Cuántas
veces me he encontrado en esta misma situación. Ávida de escribir,
repitiéndome las razones por las que no soy capaz de hacerlo y evitando
la pantalla en blanco. Cualquier cosa para distraerme. La
procrastinación como credo único. Postergar como nuevo mantra.
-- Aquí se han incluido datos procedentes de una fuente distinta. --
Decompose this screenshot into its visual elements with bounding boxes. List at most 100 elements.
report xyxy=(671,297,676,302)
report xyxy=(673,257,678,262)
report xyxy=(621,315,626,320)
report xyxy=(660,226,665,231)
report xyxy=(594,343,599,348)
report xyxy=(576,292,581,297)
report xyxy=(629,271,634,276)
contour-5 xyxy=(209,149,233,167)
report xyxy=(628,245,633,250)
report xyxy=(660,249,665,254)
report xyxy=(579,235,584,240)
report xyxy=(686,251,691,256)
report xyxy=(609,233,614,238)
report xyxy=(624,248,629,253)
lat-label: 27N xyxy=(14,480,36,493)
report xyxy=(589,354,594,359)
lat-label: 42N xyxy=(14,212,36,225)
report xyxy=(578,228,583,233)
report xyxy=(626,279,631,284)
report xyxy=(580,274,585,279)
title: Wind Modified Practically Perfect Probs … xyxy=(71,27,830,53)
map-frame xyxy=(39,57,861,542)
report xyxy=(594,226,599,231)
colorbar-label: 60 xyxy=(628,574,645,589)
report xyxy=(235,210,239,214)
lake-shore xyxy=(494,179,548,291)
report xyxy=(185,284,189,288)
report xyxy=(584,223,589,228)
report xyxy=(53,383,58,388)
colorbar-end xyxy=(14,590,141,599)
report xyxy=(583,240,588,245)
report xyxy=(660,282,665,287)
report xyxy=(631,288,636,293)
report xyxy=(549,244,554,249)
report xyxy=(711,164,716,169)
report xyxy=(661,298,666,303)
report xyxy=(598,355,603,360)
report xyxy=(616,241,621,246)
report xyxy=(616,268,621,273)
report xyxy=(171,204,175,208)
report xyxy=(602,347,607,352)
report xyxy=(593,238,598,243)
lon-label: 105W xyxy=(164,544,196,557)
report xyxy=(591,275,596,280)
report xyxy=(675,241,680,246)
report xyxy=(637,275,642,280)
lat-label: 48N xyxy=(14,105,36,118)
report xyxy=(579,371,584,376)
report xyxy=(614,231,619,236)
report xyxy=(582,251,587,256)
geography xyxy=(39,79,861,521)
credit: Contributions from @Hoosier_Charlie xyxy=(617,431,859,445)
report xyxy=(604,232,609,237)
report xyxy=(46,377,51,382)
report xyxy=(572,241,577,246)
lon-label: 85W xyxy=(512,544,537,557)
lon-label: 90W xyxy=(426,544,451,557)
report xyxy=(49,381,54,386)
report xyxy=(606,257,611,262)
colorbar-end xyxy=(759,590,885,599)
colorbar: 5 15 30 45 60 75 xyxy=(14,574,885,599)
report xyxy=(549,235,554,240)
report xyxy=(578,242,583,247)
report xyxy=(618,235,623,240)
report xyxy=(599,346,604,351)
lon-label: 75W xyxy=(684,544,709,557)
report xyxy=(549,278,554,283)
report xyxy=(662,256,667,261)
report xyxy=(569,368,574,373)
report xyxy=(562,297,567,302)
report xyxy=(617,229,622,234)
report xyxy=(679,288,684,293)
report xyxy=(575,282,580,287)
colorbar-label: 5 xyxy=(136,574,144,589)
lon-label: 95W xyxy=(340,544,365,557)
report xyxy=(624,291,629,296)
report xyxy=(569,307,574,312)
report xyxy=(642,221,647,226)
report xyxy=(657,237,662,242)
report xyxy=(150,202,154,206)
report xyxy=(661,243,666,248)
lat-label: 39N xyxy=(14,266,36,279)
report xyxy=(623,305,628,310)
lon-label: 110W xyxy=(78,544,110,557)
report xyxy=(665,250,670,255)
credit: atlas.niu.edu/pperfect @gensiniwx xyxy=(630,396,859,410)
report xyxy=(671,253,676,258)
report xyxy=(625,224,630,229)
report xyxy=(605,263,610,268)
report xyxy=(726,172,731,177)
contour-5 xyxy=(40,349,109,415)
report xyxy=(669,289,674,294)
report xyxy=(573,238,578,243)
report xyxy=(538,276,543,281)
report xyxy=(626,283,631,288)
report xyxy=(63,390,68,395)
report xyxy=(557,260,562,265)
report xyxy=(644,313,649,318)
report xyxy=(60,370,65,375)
Cuántas noches me he esquivado a mí misma. Antes: la cocaína, la fiesta, la posibilidad de una noche infinita- luego vino el saber decir no.
Cuántas
veces he anunciado en las redes sociales que volvía a trabajar, a
teclear frente a la pantalla blanquecina de madrugada. Cuántas veces.
Y
sin embargo, ahora las razones son completamente distintas. He pasado
los últimos meses cambiando pañales, dando el pecho, mirando hipnotizada
las manos, la sonrisa, la mirada, la naricilla. Intentando dormir,
y volviendo a empezar el ciclo de nuevo. Me miro en el espejo y no me
reconozco [palabras escritas en un poema viejo, de 2010; cómo
iba a saber lo que me faltaba por cambiar, lo que me faltaba por envejecer),
me miro y veo que he perdido los mofletes, que tengo ojeras, que me han
brotado un puñado de arrugas de golpe, que me ha crecido la nariz (no
os riáis; estoy segura de que con el embarazo me ha crecido la nariz),
que estoy más flaca, que empiezan a salir las canas.
No
me malinterpreteis: salí del paritorio con un subidón de adrenalina que
me duró varios días, o varias semanas; F es más buena de lo que hubiera
podido imaginar y ahí donde otros bebés lloraban, F sonreía; tengo a mi
lado un compañero que no podría ser más ideal ni aunque lo intentara; la temida
depresión postnatal no se asomó a mi ventana y de hecho hubiera podido
pasearme cantando y brincando desde que F nació.
No me malinterpreteis.
Soy feliz.
Es sólo que he tardado en volver AQUÍ.